Glucagon or intravenous glucose solutions must be available for administration by trained camp personnel for treatment of severe hypoglycemia. All possible measures should be taken to avert severe hypoglycemia. These may include nighttime blood glucose testing, decreasing insulin dosages for extreme activity, and altering insulin regimens for campers with prior severe hypoglycemia. Extra snacks should be provided to children not on basal-bolus therapy with blood glucose levels <100 mg/dl at bedtime. Additional snacks or modifications of insulin for those on Lantus or pump therapy with blood glucose levels <80 mg/dl should also be considered.

A set protocol for the treatment of mild-to-moderate hypoglycemia with oral glucose at other times should be followed so that hypoglycemia is consistently managed. Repeat blood glucose testing should be performed within 15–20 min to ensure resolution of hypoglycemia.

Ketosis

It may be possible to treat mild-to-moderate diabetic ketosis at camp.
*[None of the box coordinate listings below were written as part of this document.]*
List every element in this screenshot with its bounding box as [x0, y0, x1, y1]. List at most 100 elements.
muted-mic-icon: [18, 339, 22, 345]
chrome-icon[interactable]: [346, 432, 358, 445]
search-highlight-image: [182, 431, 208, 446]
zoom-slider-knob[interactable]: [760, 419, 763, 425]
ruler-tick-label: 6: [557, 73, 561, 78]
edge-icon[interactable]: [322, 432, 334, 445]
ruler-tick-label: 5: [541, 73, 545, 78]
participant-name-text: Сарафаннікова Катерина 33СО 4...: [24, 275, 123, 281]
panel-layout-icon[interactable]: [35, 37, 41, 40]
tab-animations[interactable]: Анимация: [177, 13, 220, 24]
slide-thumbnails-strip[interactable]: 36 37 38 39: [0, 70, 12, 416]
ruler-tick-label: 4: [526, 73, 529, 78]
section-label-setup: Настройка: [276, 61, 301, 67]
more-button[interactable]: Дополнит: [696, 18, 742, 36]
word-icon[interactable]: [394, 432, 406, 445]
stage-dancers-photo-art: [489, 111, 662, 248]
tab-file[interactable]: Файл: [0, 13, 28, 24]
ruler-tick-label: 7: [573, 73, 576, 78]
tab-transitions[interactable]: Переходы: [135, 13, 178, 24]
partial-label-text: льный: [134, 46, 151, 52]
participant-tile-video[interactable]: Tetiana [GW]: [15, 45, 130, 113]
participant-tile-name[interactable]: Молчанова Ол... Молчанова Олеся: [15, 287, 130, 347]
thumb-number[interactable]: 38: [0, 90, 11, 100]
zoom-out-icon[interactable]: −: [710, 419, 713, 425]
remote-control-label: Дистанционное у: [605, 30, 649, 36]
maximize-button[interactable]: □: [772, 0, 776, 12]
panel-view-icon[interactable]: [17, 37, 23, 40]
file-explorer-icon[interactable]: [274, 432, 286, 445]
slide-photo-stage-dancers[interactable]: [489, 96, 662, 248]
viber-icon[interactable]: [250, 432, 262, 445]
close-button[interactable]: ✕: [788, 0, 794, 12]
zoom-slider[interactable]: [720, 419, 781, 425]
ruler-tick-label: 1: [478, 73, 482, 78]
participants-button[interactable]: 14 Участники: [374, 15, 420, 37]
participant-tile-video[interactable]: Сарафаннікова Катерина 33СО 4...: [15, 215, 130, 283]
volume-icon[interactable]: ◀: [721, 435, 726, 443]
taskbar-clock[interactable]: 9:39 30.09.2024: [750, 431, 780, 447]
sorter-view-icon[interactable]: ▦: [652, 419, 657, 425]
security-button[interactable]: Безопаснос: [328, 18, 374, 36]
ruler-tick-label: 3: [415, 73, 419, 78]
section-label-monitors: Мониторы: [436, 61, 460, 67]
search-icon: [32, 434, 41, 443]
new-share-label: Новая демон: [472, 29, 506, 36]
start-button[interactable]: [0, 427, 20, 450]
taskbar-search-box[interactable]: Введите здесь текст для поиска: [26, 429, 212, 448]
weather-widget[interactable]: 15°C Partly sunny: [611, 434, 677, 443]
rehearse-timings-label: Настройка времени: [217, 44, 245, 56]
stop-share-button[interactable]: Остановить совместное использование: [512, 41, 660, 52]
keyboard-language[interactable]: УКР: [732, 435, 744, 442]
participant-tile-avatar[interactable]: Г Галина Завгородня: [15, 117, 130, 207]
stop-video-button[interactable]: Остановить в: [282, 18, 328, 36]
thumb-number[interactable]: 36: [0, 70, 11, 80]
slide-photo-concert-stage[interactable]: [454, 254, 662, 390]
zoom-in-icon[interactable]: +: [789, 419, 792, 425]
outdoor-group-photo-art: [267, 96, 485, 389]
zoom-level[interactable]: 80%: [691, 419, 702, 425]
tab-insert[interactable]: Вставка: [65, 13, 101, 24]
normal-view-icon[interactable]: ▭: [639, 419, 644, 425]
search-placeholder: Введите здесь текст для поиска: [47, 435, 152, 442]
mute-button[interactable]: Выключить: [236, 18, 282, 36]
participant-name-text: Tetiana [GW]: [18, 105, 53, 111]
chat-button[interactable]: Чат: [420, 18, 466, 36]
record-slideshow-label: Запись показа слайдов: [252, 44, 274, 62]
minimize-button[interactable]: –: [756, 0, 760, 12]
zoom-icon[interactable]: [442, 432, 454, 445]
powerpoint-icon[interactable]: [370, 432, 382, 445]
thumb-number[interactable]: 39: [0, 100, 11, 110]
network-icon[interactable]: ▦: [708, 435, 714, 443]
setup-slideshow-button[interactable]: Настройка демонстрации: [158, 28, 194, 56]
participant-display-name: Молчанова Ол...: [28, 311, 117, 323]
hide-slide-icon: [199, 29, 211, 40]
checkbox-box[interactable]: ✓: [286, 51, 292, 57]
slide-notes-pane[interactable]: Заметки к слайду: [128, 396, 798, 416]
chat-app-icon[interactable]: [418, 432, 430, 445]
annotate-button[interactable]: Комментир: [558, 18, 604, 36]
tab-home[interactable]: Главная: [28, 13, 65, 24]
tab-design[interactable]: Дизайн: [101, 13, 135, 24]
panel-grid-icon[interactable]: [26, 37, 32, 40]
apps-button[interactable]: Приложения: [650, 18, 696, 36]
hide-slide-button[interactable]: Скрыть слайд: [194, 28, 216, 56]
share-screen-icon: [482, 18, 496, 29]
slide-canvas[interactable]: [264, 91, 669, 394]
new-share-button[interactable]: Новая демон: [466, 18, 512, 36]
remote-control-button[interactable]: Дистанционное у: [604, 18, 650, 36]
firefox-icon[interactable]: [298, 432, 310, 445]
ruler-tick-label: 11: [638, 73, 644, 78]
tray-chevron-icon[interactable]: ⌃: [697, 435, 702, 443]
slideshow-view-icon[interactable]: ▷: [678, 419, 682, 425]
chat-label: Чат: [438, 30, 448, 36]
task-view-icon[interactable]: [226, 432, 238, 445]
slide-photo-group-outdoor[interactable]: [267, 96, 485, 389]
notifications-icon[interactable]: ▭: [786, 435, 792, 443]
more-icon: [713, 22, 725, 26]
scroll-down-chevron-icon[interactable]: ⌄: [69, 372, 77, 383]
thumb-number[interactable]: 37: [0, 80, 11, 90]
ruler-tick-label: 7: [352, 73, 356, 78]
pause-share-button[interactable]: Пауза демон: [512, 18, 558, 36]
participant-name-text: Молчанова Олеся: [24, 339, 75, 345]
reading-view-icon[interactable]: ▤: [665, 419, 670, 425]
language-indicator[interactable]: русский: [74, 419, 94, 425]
Urine or blood should be measured for the presence of ketones if a camper has persistent hyperglycemia (blood glucose level >240 mg/dl [13.3 mmol/l]) or if a camper has an intercurrent illness, regardless of blood glucose level. Oral or intravenous hydration (if vomiting) should be administered, and adequate insulin should be given to reverse ketosis, with a flow sheet produced to document the progress of the treatment regimen. Referral to an appropriate medical facility is required if vomiting and ketosis do not resolve promptly.